Wednesday, October 10, 2012

Dragon cargo ship captured, berthed to space station





The SpaceX Dragon cargo ship was captured by the International Space Station's robot arm early Wednesday after a smooth rendezvous. The astronauts operating the arm then attached the cargo craft to the forward Harmony module's Earth-facing docking port.




(Credit: NASA TV )

After getting off to a rocky start with an engine failure during launch Sunday, a commercial cargo capsule loaded with a half-ton of equipment and supplies -- including ice cream -- carried out a flawless final approach to the International Space Station early Wednesday, pulling up to within 60 feet so Japanese astronaut Akihiko Hoshide, operating the lab's robot arm, could pluck it out of open space for berthing.

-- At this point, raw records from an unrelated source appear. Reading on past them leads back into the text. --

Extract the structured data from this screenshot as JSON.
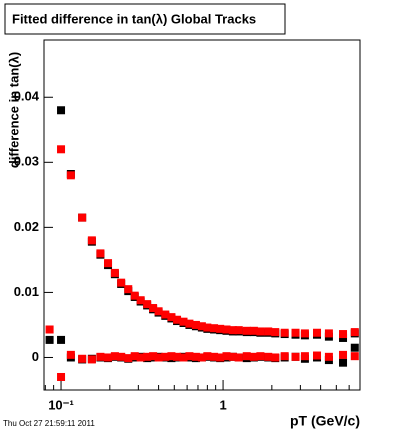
{
  "chart_data": {
    "type": "scatter",
    "title": "Fitted difference in tan(λ)  Global Tracks",
    "x_label": "pT (GeV/c)",
    "y_label": "difference in tan(λ)",
    "timestamp": "Thu Oct 27 21:59:11 2011",
    "log_x": true,
    "xlim": [
      0.0785,
      7.0
    ],
    "ylim": [
      -0.005,
      0.0488
    ],
    "xticks": [
      {
        "value": 0.1,
        "label": "10⁻¹"
      },
      1
    ],
    "xminorticks": [
      0.08,
      0.09,
      0.2,
      0.3,
      0.4,
      0.5,
      0.6,
      0.7,
      0.8,
      0.9,
      2,
      3,
      4,
      5,
      6,
      7
    ],
    "yticks": [
      0,
      0.01,
      0.02,
      0.03,
      0.04
    ],
    "x": [
      0.085,
      0.1,
      0.115,
      0.135,
      0.155,
      0.175,
      0.195,
      0.215,
      0.235,
      0.26,
      0.285,
      0.31,
      0.34,
      0.37,
      0.4,
      0.44,
      0.48,
      0.52,
      0.57,
      0.62,
      0.68,
      0.74,
      0.8,
      0.88,
      0.96,
      1.05,
      1.15,
      1.25,
      1.4,
      1.55,
      1.7,
      1.9,
      2.1,
      2.4,
      2.8,
      3.2,
      3.8,
      4.5,
      5.5,
      6.5
    ],
    "series": [
      {
        "color": "#000000",
        "values": [
          0.0027,
          0.038,
          0.0282,
          0.0215,
          0.0178,
          0.0158,
          0.0142,
          0.0128,
          0.0113,
          0.0102,
          0.0093,
          0.0086,
          0.008,
          0.0074,
          0.0069,
          0.0064,
          0.006,
          0.0056,
          0.0053,
          0.005,
          0.0048,
          0.0046,
          0.0044,
          0.0043,
          0.0042,
          0.0041,
          0.004,
          0.004,
          0.0039,
          0.0039,
          0.0038,
          0.0038,
          0.0037,
          0.0036,
          0.0035,
          0.0034,
          0.0035,
          0.0032,
          0.003,
          0.0037
        ]
      },
      {
        "color": "#ff0000",
        "values": [
          0.0043,
          0.032,
          0.028,
          0.0215,
          0.018,
          0.016,
          0.0145,
          0.013,
          0.0115,
          0.0105,
          0.0095,
          0.0088,
          0.0082,
          0.0076,
          0.0071,
          0.0066,
          0.0062,
          0.0058,
          0.0055,
          0.0052,
          0.005,
          0.0048,
          0.0046,
          0.0045,
          0.0044,
          0.0043,
          0.0042,
          0.0042,
          0.0041,
          0.0041,
          0.004,
          0.004,
          0.0039,
          0.0038,
          0.0038,
          0.0037,
          0.0038,
          0.0037,
          0.0036,
          0.0039
        ]
      },
      {
        "color": "#000000",
        "values": [
          null,
          0.0027,
          0,
          -0.0003,
          -0.0002,
          0,
          -0.0001,
          0.0001,
          0,
          -0.0002,
          0,
          0.0001,
          -0.0001,
          0,
          0.0001,
          0,
          -0.0001,
          0,
          0.0001,
          0,
          -0.0001,
          0,
          0.0001,
          0,
          -0.0001,
          0,
          0.0001,
          0,
          -0.0001,
          0,
          0.0001,
          0,
          -0.0001,
          0,
          0.0001,
          -0.0002,
          0,
          -0.0004,
          -0.0008,
          0.0015
        ]
      },
      {
        "color": "#ff0000",
        "values": [
          null,
          -0.003,
          0.0004,
          -0.0002,
          -0.0003,
          0.0001,
          0,
          0.0002,
          0.0001,
          -0.0001,
          0.0002,
          0,
          0.0001,
          0.0002,
          0,
          0.0001,
          0.0002,
          0.0001,
          0,
          0.0002,
          0.0001,
          0,
          0.0002,
          0.0001,
          0,
          0.0002,
          0.0001,
          0,
          0.0002,
          0.0001,
          0.0002,
          0.0001,
          0,
          0.0002,
          0.0001,
          0.0002,
          0.0003,
          0.0001,
          0.0004,
          0.0002
        ]
      }
    ]
  }
}
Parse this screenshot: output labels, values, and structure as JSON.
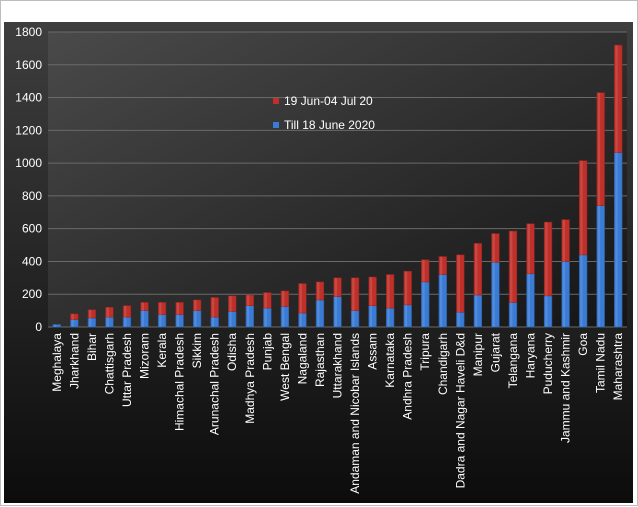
{
  "chart_data": {
    "type": "bar",
    "stacked": true,
    "title": "",
    "xlabel": "",
    "ylabel": "",
    "ylim": [
      0,
      1800
    ],
    "yticks": [
      0,
      200,
      400,
      600,
      800,
      1000,
      1200,
      1400,
      1600,
      1800
    ],
    "grid": true,
    "legend_position": "upper-left-inside",
    "categories": [
      "Meghalaya",
      "Jharkhand",
      "Bihar",
      "Chattisgarh",
      "Uttar Pradesh",
      "Mizoram",
      "Kerala",
      "Himachal Pradesh",
      "Sikkim",
      "Arunachal Pradesh",
      "Odisha",
      "Madhya Pradesh",
      "Punjab",
      "West Bengal",
      "Nagaland",
      "Rajasthan",
      "Uttarakhand",
      "Andaman and Nicobar Islands",
      "Assam",
      "Karnataka",
      "Andhra Pradesh",
      "Tripura",
      "Chandigarh",
      "Dadra and Nagar Haveli D&d",
      "Manipur",
      "Gujarat",
      "Telangana",
      "Haryana",
      "Puducherry",
      "Jammu and Kashmir",
      "Goa",
      "Tamil Nadu",
      "Maharashtra"
    ],
    "series": [
      {
        "name": "Till 18 June 2020",
        "color": "#3a7bd5",
        "values": [
          15,
          45,
          55,
          60,
          60,
          100,
          75,
          75,
          100,
          60,
          95,
          130,
          115,
          125,
          85,
          165,
          185,
          100,
          130,
          115,
          135,
          275,
          320,
          90,
          195,
          395,
          150,
          325,
          190,
          400,
          440,
          740,
          1065
        ]
      },
      {
        "name": "19 Jun-04 Jul 20",
        "color": "#c0302a",
        "values": [
          0,
          35,
          50,
          60,
          70,
          50,
          75,
          75,
          65,
          120,
          95,
          65,
          95,
          95,
          180,
          110,
          115,
          200,
          175,
          205,
          205,
          135,
          110,
          350,
          315,
          175,
          435,
          305,
          450,
          255,
          575,
          690,
          655
        ]
      }
    ]
  }
}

Making the first of at least 12 cargo deliveries under a $1.6 billion contract with NASA, the SpaceX Dragon capsule, after a successful test flight last May, is the first commercially developed spacecraft to visit the station, the centerpiece of a push to restore U.S. resupply capability in the wake of the space shuttle's retirement last year.




Hoshide used the station's robot arm to latch onto a grapple fixture on the side of the Dragon capsule at 9:56 a.m. PT as the two spacecraft sailed 250 miles above the Pacific Ocean west of Baja California.